Fr, 24. November 2017

Kult lebt weiter:

29.06.2017 17:50

Warmer Hans übersiedelt von Linz ins Mühlviertel

Im Linzer Kult-Würstelstand Warmer Hans am Hauptplatz sollte im Morgengrauen zum Samstag die letzte Wurst über die Theke wandern. Doch in letzter Minute wurde die 45 Jahre Kult-Bude nun gerettet! Lieferant Manfred Zinöcker nimmt sich den "Hans" mit ins Mühlviertel und sprach mit der "Krone".

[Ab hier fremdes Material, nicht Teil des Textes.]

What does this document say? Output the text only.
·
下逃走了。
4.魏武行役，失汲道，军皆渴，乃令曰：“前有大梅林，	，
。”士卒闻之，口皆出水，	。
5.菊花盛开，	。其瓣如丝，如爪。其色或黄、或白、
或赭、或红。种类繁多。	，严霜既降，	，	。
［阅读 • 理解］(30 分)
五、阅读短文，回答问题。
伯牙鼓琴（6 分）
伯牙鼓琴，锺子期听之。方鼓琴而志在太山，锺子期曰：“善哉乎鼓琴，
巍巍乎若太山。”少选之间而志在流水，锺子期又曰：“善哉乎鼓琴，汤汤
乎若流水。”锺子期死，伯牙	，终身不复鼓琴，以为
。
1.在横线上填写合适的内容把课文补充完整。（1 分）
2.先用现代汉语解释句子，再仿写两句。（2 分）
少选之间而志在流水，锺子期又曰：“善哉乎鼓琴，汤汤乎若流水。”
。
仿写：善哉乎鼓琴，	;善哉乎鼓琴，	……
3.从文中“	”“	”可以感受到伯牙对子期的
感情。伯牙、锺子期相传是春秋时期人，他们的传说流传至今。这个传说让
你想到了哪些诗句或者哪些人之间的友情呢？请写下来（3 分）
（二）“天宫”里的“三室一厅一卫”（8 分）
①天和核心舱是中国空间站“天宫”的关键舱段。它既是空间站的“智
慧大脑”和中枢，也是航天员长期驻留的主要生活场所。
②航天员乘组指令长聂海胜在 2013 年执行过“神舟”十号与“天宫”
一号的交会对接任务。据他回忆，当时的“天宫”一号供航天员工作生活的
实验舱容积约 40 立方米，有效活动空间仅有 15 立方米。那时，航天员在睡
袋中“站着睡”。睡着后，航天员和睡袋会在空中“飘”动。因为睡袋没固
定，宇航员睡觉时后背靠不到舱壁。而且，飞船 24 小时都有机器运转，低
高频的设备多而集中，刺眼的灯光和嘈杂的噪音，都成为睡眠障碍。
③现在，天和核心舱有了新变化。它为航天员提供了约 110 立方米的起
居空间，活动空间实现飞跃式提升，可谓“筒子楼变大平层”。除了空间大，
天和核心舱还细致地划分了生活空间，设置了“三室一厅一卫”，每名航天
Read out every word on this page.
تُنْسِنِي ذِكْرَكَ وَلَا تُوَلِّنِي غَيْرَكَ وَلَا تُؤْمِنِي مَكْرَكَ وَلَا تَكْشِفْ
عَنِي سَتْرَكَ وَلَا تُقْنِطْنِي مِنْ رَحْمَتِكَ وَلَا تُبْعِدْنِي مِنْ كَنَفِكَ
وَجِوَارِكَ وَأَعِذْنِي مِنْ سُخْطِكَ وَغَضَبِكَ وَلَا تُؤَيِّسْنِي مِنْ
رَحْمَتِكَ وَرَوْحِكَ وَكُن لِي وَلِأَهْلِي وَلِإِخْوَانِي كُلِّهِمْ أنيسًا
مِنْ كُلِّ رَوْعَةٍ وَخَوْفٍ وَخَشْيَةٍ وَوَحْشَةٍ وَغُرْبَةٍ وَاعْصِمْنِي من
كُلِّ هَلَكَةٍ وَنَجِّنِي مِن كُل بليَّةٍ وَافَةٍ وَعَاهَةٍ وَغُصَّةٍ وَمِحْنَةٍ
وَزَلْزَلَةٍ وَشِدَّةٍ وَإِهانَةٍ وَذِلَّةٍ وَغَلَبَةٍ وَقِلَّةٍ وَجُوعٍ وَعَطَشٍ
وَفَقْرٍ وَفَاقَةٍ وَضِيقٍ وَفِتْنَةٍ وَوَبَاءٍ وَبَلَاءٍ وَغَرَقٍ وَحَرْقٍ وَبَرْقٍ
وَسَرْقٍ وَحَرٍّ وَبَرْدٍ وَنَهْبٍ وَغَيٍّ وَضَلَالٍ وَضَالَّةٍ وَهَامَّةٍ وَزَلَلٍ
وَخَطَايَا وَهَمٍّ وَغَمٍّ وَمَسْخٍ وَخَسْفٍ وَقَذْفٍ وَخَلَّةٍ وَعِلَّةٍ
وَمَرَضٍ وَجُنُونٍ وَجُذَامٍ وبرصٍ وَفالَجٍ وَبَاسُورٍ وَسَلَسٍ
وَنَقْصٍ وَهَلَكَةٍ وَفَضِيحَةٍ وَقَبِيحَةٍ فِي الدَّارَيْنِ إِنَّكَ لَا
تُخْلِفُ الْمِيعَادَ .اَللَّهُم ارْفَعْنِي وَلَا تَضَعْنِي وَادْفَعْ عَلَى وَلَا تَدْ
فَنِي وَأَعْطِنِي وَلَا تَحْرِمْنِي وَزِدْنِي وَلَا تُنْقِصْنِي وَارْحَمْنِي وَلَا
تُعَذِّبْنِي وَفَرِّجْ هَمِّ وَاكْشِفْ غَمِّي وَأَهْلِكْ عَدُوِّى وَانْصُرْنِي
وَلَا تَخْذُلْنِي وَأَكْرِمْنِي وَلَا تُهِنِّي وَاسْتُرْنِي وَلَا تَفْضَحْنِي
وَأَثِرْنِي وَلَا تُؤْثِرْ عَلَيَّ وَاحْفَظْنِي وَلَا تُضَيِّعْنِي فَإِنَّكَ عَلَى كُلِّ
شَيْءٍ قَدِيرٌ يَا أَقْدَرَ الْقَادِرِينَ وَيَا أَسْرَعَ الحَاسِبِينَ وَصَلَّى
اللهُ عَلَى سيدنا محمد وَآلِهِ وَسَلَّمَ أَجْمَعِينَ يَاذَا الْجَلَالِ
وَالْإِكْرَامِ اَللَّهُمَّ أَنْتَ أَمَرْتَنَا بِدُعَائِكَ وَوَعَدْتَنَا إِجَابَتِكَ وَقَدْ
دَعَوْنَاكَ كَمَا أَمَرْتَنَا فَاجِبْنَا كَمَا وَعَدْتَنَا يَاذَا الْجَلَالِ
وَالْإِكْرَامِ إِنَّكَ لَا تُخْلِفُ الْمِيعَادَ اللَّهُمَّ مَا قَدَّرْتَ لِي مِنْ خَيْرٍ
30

Ab Samstag gibt’s in der Linzer Innenstadt nur noch sieben Würstelstandln. Sie werden immer häufiger von Kebap, Pizza, Burger und Co. abgelöst. "Die Würstelstandkultur stirbt in Linz aus. Im Mühlviertel ist das anders - da wird ein Paar Würste noch geschätzt", weiß Manfred Zinöcker, der sich den Warmen Hans ins Mühlviertel holt!


Name und Stand gekauft
Der 45-Jährige ist nicht nur Fleischer, Caterer und Inhaber des Imbissstandes beim Empire St. Martin, sondern "wie viele Pendler aus dem Mühlviertel" auch ein eingefleischter Fan des Nachtschwärmer-Treffs am Hauptplatz. Deshalb hat er das schon legendäre Standl samt Name von Inhaberin Rita Lehner gekauft - es wird ein Gemeinschaftsprojekt mit der Freiwilligen Feuerwehr Plöcking.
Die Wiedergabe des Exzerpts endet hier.